Melbourne Family Lawyers Win International Parenting Dispute for Mother in Family Court of Australia at Melbourne
31 October 2017
Alison Loach, a Senior Consultant with Melbourne Family Lawyers, advised a client that she had a strong case and that she should pursue the case all the way through to a final hearing before Justice Austin in the Family Court of Australia. On 15 September 2017, after hearing the evidence and submissions from Counsel, the Judge decided that our client should have sole parental responsibility for all major long-term issues in respect of the children in her care- a boy aged 8 years old and a girl aged 5 years old. The father’s Application for an order that there be equal shared parental responsibility for the children was dismissed. In order to avoid identification of the parties to the dispute and their children, the Family Court has published this decision under the pseudonym, Maziar & Maziar.
The relevant facts of this case are that the family moved to Australia from the United Kingdom in 2013. Within weeks of arriving in Australia, the Husband returned, on his own, to UK in order to complete some job training. After returning to Australia temporarily in December 2014, the marriage broke down and the Husband returned to live in UK in mid-2015.
As a result of negotiations conducted , the parties managed to agree on most of the parenting arrangements for the children and final orders were made by consent specifying that the children should live with the mother and that children should spend time with the father at least once a year in UK at times to be agreed and also in Australia should the father be in Australia.
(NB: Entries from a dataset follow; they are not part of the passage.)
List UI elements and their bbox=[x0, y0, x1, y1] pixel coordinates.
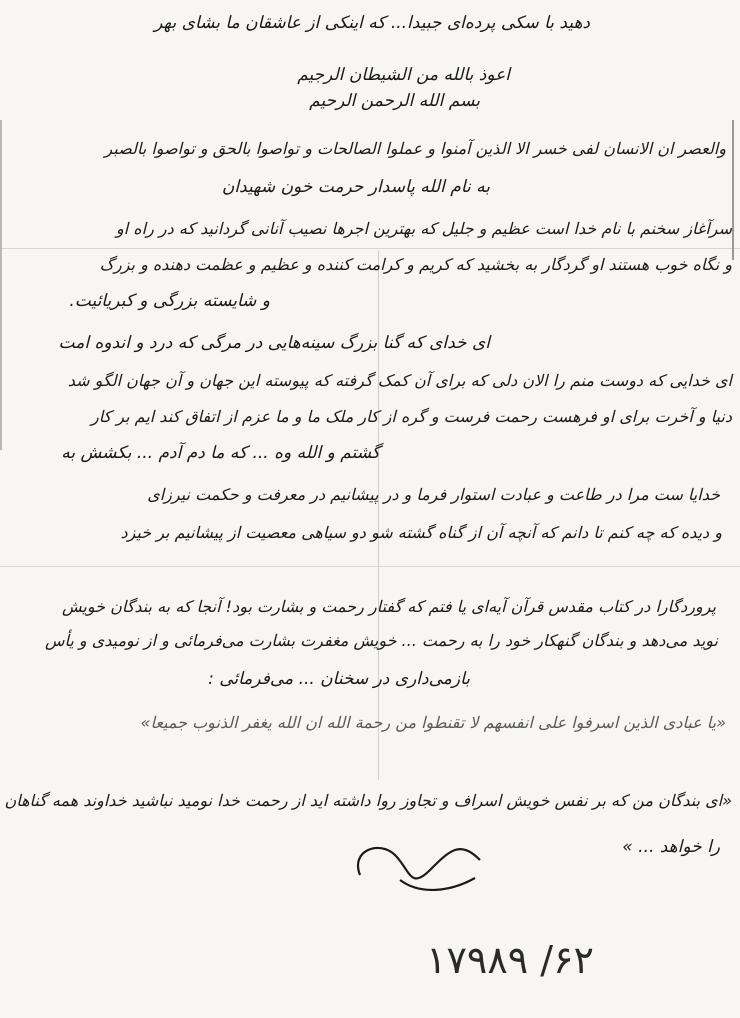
handwritten-line-2: اعوذ بالله من الشیطان الرجیم bbox=[297, 65, 510, 85]
handwritten-line-16: نوید می‌دهد و بندگان گنهکار خود را به رحمت ... خویش مغفرت بشارت می‌فرمائی و از نومیدی و یأس bbox=[44, 631, 718, 650]
handwritten-line-5: به نام الله پاسدار حرمت خون شهیدان bbox=[221, 177, 490, 197]
handwritten-line-6: سرآغاز سخنم با نام خدا است عظیم و جلیل که بهترین اجرها نصیب آنانی گردانید که در راه او bbox=[116, 219, 732, 238]
handwritten-line-9: ای خدای که گنا بزرگ سینه‌هایی در مرگی که درد و اندوه امت bbox=[58, 333, 490, 353]
handwritten-line-3: بسم الله الرحمن الرحیم bbox=[309, 91, 480, 111]
fold-line-vertical bbox=[378, 250, 379, 780]
handwritten-line-17: بازمی‌داری در سخنان ... می‌فرمائی : bbox=[208, 669, 470, 689]
handwritten-line-20: را خواهد ... » bbox=[622, 837, 720, 857]
paper-edge-left bbox=[0, 120, 2, 450]
paper-edge-right bbox=[732, 120, 734, 260]
handwritten-line-14: و دیده که چه کنم تا دانم که آنچه آن از گناه گشته شو دو سیاهی معصیت از پیشانیم بر خیزد bbox=[120, 523, 722, 542]
handwritten-line-4: والعصر ان الانسان لفی خسر الا الذین آمنوا و عملوا الصالحات و تواصوا بالحق و تواصوا بالصبر bbox=[104, 139, 726, 158]
handwritten-line-15: پروردگارا در کتاب مقدس قرآن آیه‌ای یا فتم که گفتار رحمت و بشارت بود! آنجا که به بندگان خویش bbox=[61, 597, 716, 616]
handwritten-line-12: گشتم و الله وه ... که ما دم آدم ... بکشش به bbox=[61, 443, 380, 463]
fold-line-horizontal bbox=[0, 248, 740, 249]
handwritten-line-18-quran-verse: «یا عبادی الذین اسرفوا علی انفسهم لا تقنطوا من رحمة الله ان الله یغفر الذنوب جمیعا» bbox=[140, 713, 726, 732]
signature bbox=[340, 820, 490, 900]
document-serial-number: ۶۲/ ۱۷۹۸۹ bbox=[426, 938, 594, 982]
handwritten-line-13: خدایا ست مرا در طاعت و عبادت استوار فرما و در پیشانیم در معرفت و حکمت نیرزای bbox=[147, 485, 720, 504]
handwritten-line-19: «ای بندگان من که بر نفس خویش اسراف و تجاوز روا داشته اید از رحمت خدا نومید نباشید خداوند همه گناهان bbox=[4, 791, 732, 810]
handwritten-line-8: و شایسته بزرگی و کبریائیت. bbox=[69, 291, 270, 311]
handwritten-line-10: ای خدایی که دوست منم را الان دلی که برای آن کمک گرفته که پیوسته این جهان و آن جهان الگو شد bbox=[67, 371, 732, 390]
fold-line-horizontal-lower bbox=[0, 566, 740, 567]
handwritten-line-7: و نگاه خوب هستند او گردگار به بخشید که کریم و کرامت کننده و عظیم و عظمت دهنده و بزرگ bbox=[99, 255, 732, 274]
handwritten-line-1: دهید با سکی پرده‌ای جبیدا... که اینکی از عاشقان ما بشای بهر bbox=[154, 13, 590, 33]
handwritten-line-11: دنیا و آخرت برای او فرهست رحمت فرست و گره از کار ملک ما و ما عزم از اتفاق کند ایم بر کار bbox=[91, 407, 732, 426]
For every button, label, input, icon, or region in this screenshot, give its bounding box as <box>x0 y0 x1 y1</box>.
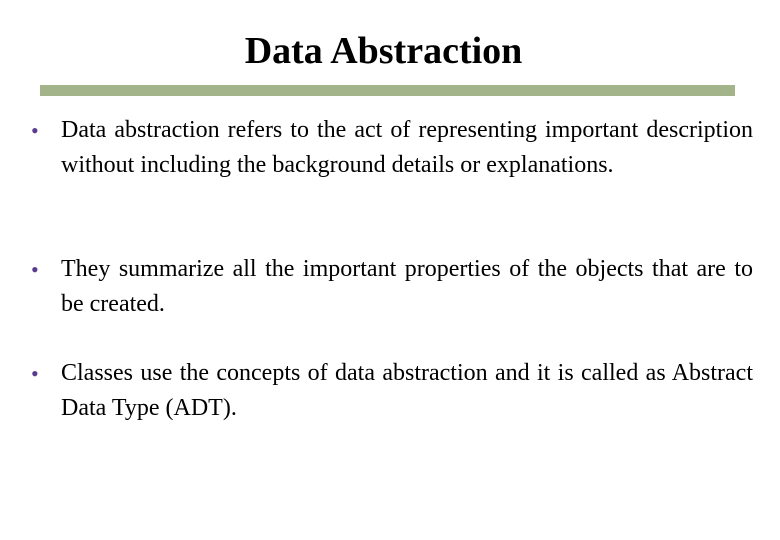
bullet-item <box>31 113 753 183</box>
slide-title: Data Abstraction <box>244 30 523 72</box>
bullet-icon: • <box>31 361 39 386</box>
bullet-text: They summarize all the important properties of the objects that are to be created. <box>61 256 753 317</box>
bullet-item <box>31 356 753 426</box>
bullet-icon: • <box>31 118 39 143</box>
bullet-text: Classes use the concepts of data abstraction and it is called as Abstract Data Type (ADT). <box>61 360 753 421</box>
bullet-item <box>31 252 753 322</box>
bullet-text: Data abstraction refers to the act of representing important description without including the background details or explanations. <box>61 117 753 178</box>
bullet-icon: • <box>31 257 39 282</box>
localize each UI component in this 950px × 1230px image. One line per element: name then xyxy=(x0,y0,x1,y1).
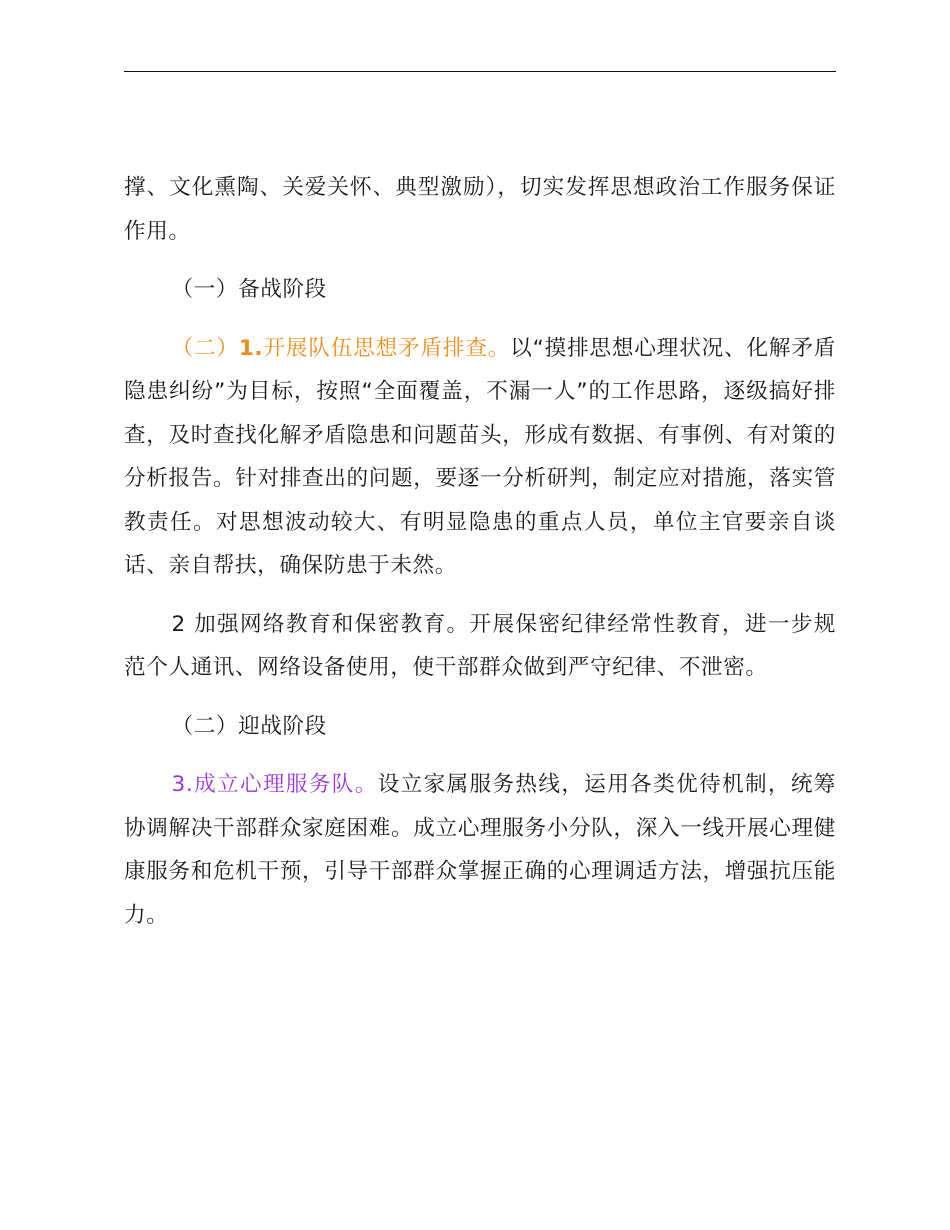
section-heading-prep: （一）备战阶段 xyxy=(171,277,327,302)
item-3-paragraph xyxy=(124,763,836,937)
item-3-title: 3.成立心理服务队。 xyxy=(171,772,378,797)
section-heading-battle: （二）迎战阶段 xyxy=(171,713,327,739)
item-1-title: 开展队伍思想矛盾排查。 xyxy=(263,335,511,361)
item-1-prefix: （二） xyxy=(171,335,239,361)
item-2-paragraph: 2 加强网络教育和保密教育。开展保密纪律经常性教育，进一步规范个人通讯、网络设备使用，使干部群众做到严守纪律、不泄密。 xyxy=(124,611,836,680)
item-1-number: 1. xyxy=(238,335,264,361)
document-body xyxy=(124,166,836,952)
header-rule xyxy=(124,71,836,72)
continuation-paragraph: 撑、文化熏陶、关爱关怀、典型激励），切实发挥思想政治工作服务保证作用。 xyxy=(124,175,836,244)
item-3-body: 设立家属服务热线，运用各类优待机制，统筹协调解决干部群众家庭困难。成立心理服务小分队，深入一线开展心理健康服务和危机干预，引导干部群众掌握正确的心理调适方法，增强抗压能力。 xyxy=(124,772,836,928)
item-1-heading xyxy=(172,336,511,361)
item-1-body: 以“摸排思想心理状况、化解矛盾隐患纠纷”为目标，按照“全面覆盖，不漏一人”的工作思路，逐级搞好排查，及时查找化解矛盾隐患和问题苗头，形成有数据、有事例、有对策的分析报告。针对排查出的问题，要逐一分析研判，制定应对措施，落实管教责任。对思想波动较大、有明显隐患的重点人员，单位主官要亲自谈话、亲自帮扶，确保防患于未然。 xyxy=(124,335,836,578)
item-1-paragraph xyxy=(124,327,836,588)
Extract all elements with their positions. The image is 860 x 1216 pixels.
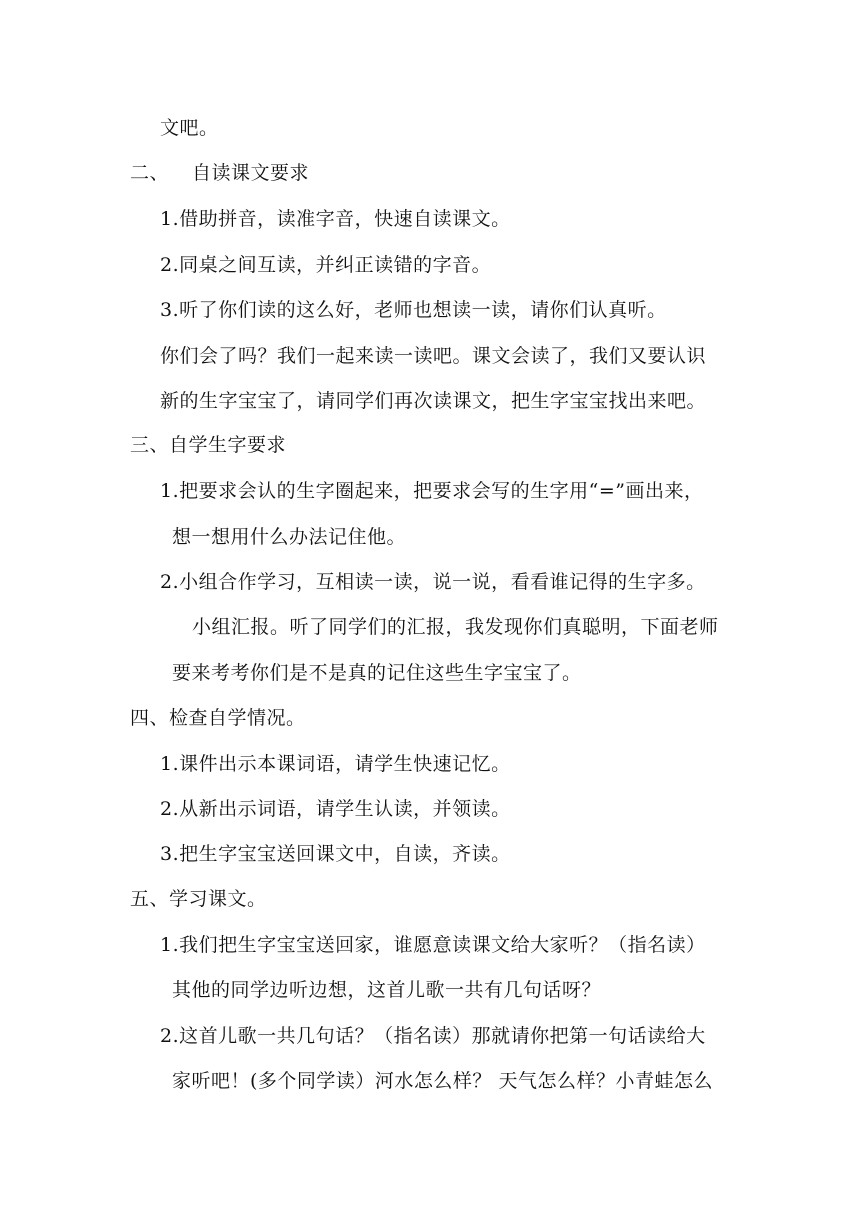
text-line-11: 想一想用什么办法记住他。 bbox=[172, 526, 407, 548]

The parties also agreed to an order that the children could communicate with the father using FaceTime or telephone each alternate day for up to 20 minutes.
As the parties had resolved by consent where the children would live, and the contact the children would have with each parent, the only outstanding issue the Judge had to decide was whether the mother should have sole parental responsibility for the children or whether there should be equal shared parental responsibility.
The Judge decided that the presumption of equal shared parental responsibility should not apply in this case because of past family violence between the spouses. The Judge went further to say that, in this case, even if there was no family violence, the presumption of equal shared parental responsibility was rebutted because the evidence revealed that the children’s best interests would not be served by such an order. The evidence which the Judge referred to was the following:
Both parties agreed that the communication between them was poor, each tended to blame each other for the lack of communication.No matter who was to blame, the result is that the parties cannot communicate effectively.
If parents cannot communicate effectively, then it is not appropriate to make an order for shared parental responsibility as the law requires the parties to consult and make a genuine effort to compromise their dispute over any major long term issue relating to the children.If an order for shared parental responsibility is made, and the parties cannot agree on a major long term issue relating to the children, then the only solution which the Family Law can offer is for a Court to decide the issue. That would be expensive, impractical and should be avoided.In the case before the court, there was evidence of the parties having had a number of past and current disagreements over important issues related to the children.The Judge had little practical option but to decide that the mother should have sole parental responsibility for all major long-term issues in respect of the children.The judge commented that the father’s opinion that it would be “fair” for both parties to share parental responsibility was unconvincing to say the least.